Ontem o IBGE divulgou o resultado das contas nacionais referente ao segundo trimestre de 2007. Como já era esperado, o PIB continua em franco crescimento. Destaque para o consumo das famílias (5,7%), pelo lado da demanda e para a indústria (6,8%), pelo lado da oferta.

pib

Como demonstra a tabela acima, o PIB no segundo trimestre parece corresponder às expectativas otimistas de crescimento no nível de 5% (o governo Lula fica muito feliz com isso). O consumo vem sendo financiado por três fatores básicos: crédito (+++), aumento de emprego e massa salarial. Desses, o crédito é, de fato, o grande responsável pelo crescimento do item Consumo das Famílias por 15 trimestres consecutivos!

No lado da oferta uma boa notícia foi o aumento da taxa de investimento em relação ao PIB, obtendo seu maior nível em muito tempo. Isso significa que no médio prazo, a oferta aumentará a sua capacidade produtiva. O problema nesse raciocínio é que para crescer acima de 5% teríamos que ter uma taxa de investimento acima de 25% do PIB. Será que chegaremos lá?

Eu pretendo escrever um artigo mais elaborado nos próximos dias sobre conjuntura econômica, portanto não entrarei em maiores detalhes neste post. Mas, para adiantar, o cenário atual está muito bem configurado como todos os cenários ex-ante desde 1999: o chamado stop and going. Ou seja, a economia brasileira começa a se aquecer, puxada pela demanda, a oferta acompanha até certo ponto, o Banco Central vê sinais de repique inflacionário e aumenta a taxa de juros. O crescimento se estanca. Isto porque a oferta, e o BC (que não é bobo) sabe disso, não tem capacidade de acompanhar os choques de demanda dada as limitações de capacidade produtiva.
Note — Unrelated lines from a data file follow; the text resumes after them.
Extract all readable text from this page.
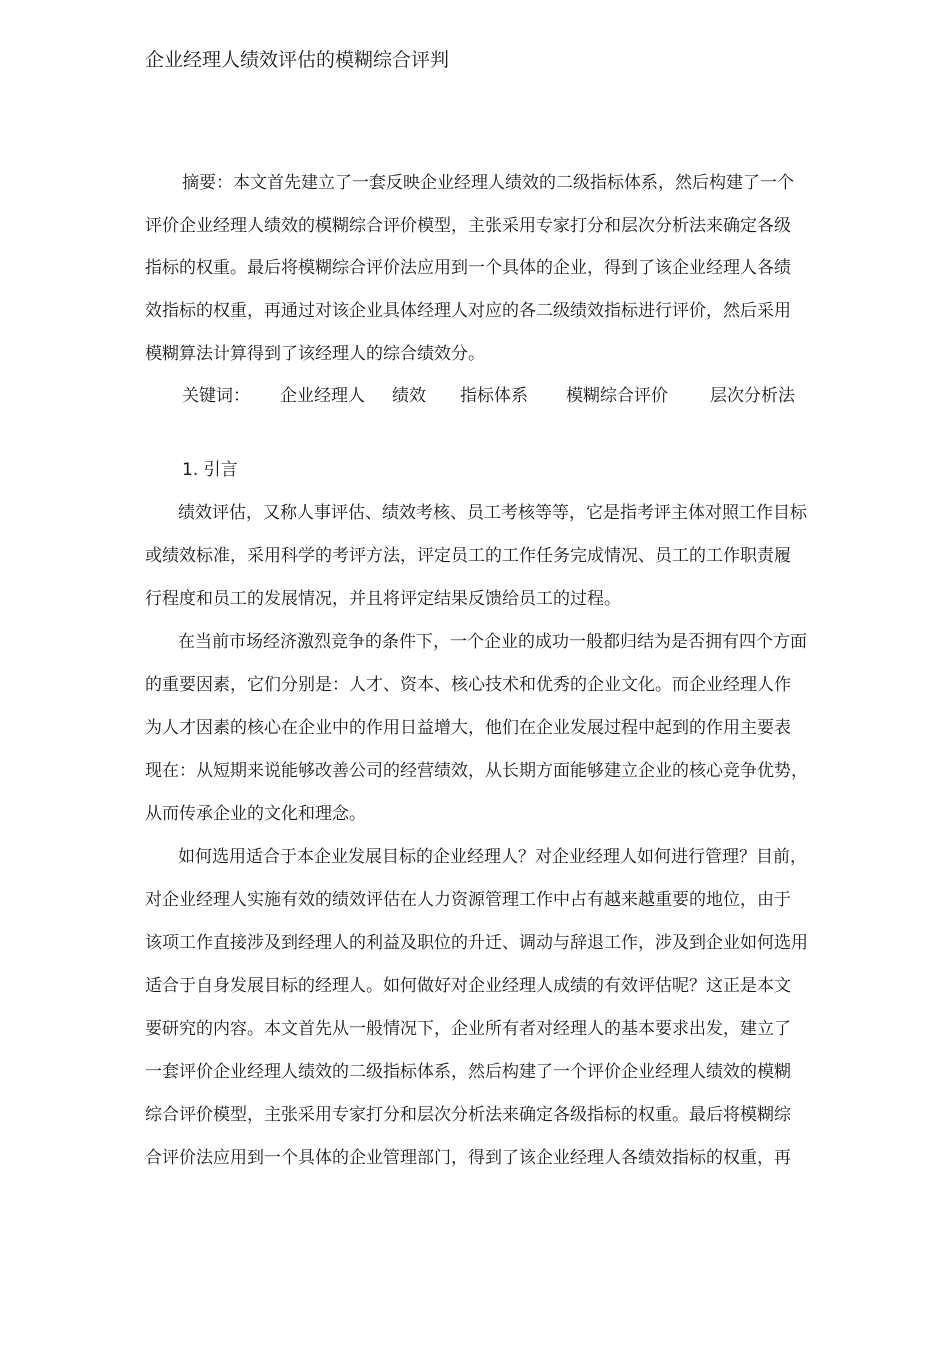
企业经理人绩效评估的模糊综合评判
摘要：本文首先建立了一套反映企业经理人绩效的二级指标体系，然后构建了一个
评价企业经理人绩效的模糊综合评价模型，主张采用专家打分和层次分析法来确定各级
指标的权重。最后将模糊综合评价法应用到一个具体的企业，得到了该企业经理人各绩
效指标的权重，再通过对该企业具体经理人对应的各二级绩效指标进行评价，然后采用
模糊算法计算得到了该经理人的综合绩效分。
关键词： 企业经理人 绩效 指标体系 模糊综合评价 层次分析法
1. 引言
绩效评估，又称人事评估、绩效考核、员工考核等等，它是指考评主体对照工作目标
或绩效标准，采用科学的考评方法，评定员工的工作任务完成情况、员工的工作职责履
行程度和员工的发展情况，并且将评定结果反馈给员工的过程。
在当前市场经济激烈竞争的条件下，一个企业的成功一般都归结为是否拥有四个方面
的重要因素，它们分别是：人才、资本、核心技术和优秀的企业文化。而企业经理人作
为人才因素的核心在企业中的作用日益增大，他们在企业发展过程中起到的作用主要表
现在：从短期来说能够改善公司的经营绩效，从长期方面能够建立企业的核心竞争优势，
从而传承企业的文化和理念。
如何选用适合于本企业发展目标的企业经理人？对企业经理人如何进行管理？目前，
对企业经理人实施有效的绩效评估在人力资源管理工作中占有越来越重要的地位，由于
该项工作直接涉及到经理人的利益及职位的升迁、调动与辞退工作，涉及到企业如何选用
适合于自身发展目标的经理人。如何做好对企业经理人成绩的有效评估呢？这正是本文
要研究的内容。本文首先从一般情况下，企业所有者对经理人的基本要求出发，建立了
一套评价企业经理人绩效的二级指标体系，然后构建了一个评价企业经理人绩效的模糊
综合评价模型，主张采用专家打分和层次分析法来确定各级指标的权重。最后将模糊综
合评价法应用到一个具体的企业管理部门，得到了该企业经理人各绩效指标的权重，再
Esse cenário é complementado pela influência do setor externo. As crises de confiança abalavam a economia brasileira, acionando a política monetária – o BC aumentava a taxa de juros para conter a fuga de capitais e com isso diminuir a volatilidade da taxa de câmbio.

No ambiente atual o nosso crescimento não encontrou resistência externa e a política monetária não foi acionada. Isto porque esse crescimento atual ainda não pressionou a capacidade instalada, por conseguinte ainda não gerou repique inflacionário. Isso até agora.

O próprio BC, na ata do COPOM divulgada hoje, relata que a hipótese de manter a SELIC em 11,5% foi cogitada na semana passada. Tudo indica que na próxima reunião essa decisão é praticamente dada como certa. É justamente isso que configura o stop and going dos últimos anos: seja pelas crises de confiança externa, seja pelo capacidade instalada, o BC sempre freia o crescimento da economia.

A tese a ser defendida para acabar com esse cenário é relativamente simples: crédito, educação e empreendedorismo. O governo precisa desburocratizar os procedimentos de abertura de empresas, precisa reduzir o custo de oportunidade existente na intermediação financeira (reduzindo a lucratividade dos títulos públicos) e precisa investir em educação para aumentar a produtividade do capital humano brasileiro.

A união desses três fatores gerará investimento produtivo, aumentando a oferta de bens e serviços na economia e sanando o problema de stop and going atualmente existente. Sem isso, a cada espirro da economia mundial ou crescimento do consumo doméstico, ficaremos confinados nesse ciclo de Peter Pan.